Don't stand still around me right now - I am bound to pop you into a labelled box!
I am in the midst of my organising bug and I can't do anything about it. It happens once or twice a year and has me unsettled, as even sitting staring into space I am plotting how I could purge and sort something. Nothing is safe - my home, my workplace, my car ... my daughter's homes!
But I have had a light bulb moment about it this time around: I know the basic reason behind my need for order is that I grew up in a home that was cluttered and disorganised. Both my parents hoarded in their own ways and I craved my own space where I could find calm and order. But I struggled through much of my adult life, as I was raised without the life skills to achieve my goal. I married a man who doesn't like to throw out stuff which might be useful and we birthed children who had no good examples to follow.
Until I yelled STOP. It took the diagnosis of chronic health issues and the realisation I could not rely on doing everything myself. Unemployed after a major health crash that left uncertainty about my future ability to work, I immersed myself in developing strategies and techniques to reduce the clutter and organise every aspect of life so it could almost run on auto-pilot if needed. That was 12 years ago.
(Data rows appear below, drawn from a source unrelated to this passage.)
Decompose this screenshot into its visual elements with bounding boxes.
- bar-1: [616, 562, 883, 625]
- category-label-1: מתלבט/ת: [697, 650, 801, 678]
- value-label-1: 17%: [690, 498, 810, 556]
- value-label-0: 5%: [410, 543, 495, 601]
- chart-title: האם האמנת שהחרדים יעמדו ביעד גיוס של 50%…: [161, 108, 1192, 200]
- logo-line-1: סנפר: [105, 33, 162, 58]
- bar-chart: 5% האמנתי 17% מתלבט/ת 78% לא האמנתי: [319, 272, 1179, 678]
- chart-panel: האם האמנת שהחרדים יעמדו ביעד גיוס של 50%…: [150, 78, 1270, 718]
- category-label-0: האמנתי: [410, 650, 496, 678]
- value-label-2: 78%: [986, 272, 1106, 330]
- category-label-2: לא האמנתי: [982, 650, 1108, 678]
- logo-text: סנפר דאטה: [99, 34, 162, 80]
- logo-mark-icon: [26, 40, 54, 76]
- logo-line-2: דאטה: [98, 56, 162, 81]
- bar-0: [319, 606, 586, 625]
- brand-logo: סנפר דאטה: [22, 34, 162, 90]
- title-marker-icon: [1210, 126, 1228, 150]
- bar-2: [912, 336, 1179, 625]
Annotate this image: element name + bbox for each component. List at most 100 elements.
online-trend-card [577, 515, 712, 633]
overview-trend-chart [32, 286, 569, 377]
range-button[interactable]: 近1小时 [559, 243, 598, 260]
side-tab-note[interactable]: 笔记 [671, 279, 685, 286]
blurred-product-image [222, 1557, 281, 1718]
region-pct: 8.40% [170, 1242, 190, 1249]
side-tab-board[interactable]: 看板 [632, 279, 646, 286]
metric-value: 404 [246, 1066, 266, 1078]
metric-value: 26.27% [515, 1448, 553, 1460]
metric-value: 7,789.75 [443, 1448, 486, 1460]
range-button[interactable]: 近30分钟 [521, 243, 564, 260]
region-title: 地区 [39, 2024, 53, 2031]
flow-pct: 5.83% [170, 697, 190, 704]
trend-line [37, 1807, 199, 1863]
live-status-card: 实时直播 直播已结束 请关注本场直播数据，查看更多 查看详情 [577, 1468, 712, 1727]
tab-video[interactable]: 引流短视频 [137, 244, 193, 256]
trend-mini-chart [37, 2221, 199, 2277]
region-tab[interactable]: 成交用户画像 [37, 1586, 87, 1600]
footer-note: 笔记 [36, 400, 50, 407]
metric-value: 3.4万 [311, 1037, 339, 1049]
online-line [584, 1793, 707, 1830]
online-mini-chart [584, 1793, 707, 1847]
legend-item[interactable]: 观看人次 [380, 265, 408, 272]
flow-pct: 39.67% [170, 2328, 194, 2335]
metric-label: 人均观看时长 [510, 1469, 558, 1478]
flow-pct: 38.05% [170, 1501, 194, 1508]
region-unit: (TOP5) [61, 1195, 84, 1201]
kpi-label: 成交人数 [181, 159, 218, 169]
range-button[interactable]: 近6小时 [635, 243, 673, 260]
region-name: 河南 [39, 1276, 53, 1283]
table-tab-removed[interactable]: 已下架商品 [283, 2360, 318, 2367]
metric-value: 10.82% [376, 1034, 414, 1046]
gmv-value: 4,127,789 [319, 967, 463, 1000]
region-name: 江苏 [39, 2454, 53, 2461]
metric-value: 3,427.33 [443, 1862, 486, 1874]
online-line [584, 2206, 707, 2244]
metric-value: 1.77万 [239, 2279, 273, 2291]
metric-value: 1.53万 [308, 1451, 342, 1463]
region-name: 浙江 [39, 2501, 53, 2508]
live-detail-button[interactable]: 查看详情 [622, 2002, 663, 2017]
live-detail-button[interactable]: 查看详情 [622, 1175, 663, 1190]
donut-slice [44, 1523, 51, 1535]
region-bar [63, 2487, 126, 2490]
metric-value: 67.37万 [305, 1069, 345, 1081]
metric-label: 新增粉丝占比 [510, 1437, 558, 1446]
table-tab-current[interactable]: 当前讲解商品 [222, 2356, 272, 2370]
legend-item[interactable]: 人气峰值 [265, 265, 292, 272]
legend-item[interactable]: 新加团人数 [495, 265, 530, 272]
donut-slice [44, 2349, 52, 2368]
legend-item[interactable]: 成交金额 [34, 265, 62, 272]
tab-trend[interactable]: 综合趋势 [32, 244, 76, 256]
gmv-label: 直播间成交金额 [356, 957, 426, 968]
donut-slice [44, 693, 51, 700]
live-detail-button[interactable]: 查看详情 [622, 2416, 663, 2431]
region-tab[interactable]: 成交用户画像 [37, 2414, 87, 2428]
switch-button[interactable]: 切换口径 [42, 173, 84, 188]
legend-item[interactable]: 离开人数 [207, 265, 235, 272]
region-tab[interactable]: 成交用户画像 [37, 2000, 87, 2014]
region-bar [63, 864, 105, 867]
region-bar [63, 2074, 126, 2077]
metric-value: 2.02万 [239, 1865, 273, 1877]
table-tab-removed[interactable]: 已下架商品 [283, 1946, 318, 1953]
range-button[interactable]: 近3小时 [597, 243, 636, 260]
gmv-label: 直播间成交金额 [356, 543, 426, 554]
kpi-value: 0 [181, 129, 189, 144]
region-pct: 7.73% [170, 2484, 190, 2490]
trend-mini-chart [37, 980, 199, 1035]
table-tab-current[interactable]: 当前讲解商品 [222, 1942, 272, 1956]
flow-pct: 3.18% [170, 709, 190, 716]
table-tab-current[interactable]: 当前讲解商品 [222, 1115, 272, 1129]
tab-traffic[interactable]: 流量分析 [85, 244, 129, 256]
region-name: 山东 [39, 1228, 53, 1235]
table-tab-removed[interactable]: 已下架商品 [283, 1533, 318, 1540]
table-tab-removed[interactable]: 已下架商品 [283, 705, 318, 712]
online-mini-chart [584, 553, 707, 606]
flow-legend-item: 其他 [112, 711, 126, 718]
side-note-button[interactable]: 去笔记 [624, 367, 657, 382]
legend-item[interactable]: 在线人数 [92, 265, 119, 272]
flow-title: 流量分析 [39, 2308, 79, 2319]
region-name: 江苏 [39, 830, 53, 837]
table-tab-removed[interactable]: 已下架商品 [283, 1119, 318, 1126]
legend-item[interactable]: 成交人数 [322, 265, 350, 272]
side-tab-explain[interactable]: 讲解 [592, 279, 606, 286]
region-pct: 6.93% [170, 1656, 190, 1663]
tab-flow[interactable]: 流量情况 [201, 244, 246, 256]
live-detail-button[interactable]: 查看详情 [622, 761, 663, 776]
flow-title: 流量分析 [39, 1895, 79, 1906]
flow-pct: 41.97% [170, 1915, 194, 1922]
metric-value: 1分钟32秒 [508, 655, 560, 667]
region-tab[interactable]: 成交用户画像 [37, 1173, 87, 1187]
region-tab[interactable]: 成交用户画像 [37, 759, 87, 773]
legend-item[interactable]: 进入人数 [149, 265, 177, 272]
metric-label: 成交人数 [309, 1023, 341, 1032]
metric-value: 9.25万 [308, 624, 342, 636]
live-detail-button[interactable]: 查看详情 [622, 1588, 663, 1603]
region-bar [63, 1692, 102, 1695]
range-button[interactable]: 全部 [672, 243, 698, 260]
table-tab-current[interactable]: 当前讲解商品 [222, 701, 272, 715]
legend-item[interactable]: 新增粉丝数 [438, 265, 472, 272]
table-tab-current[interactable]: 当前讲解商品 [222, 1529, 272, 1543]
The first shock was finding that I was far from alone and my parents were not unique. I found online communities where others faced the same challenges. We supported each other and learned from our shared experiences. I did my best to give my children the skills they needed and to delegate tasks to everyone so it wasn't all dependent on me. Mostly, it has worked.
But what is behind these bursts of satisfying but unsatisfied decluttering and reorganising? Where was the pattern? I have worked out it takes over when I am in one of two modes - ironically I have always described myself as flat out or out flat! - and these are the triggers for me. When I am over-busy, with lots on, I crave order and the ability to function with a certainty that what I need will be where it should be when I need it. But the other trigger is when my body is struggling physically - this is also a time I need to be able to function with minimum effort, without searching for essentials or having to use my limited energy for the most basic tasks. Then - I need order and even though I am least able to enable it at those times, it is amazing what I can get done in tiny bursts, followed by rest. And it gives me what I crave most of all - a sense of control in my life.
So, bear with me. It will ease soon and you will safely be able to put something down without me whisking it away to a new home. I will go back to my usual clutter-tolerance level and will stop twitching. But in the meantime ... arm chair organizing is the order of the day! Sit. Think. Act. Sit..... if you need me, I will be at Ikea!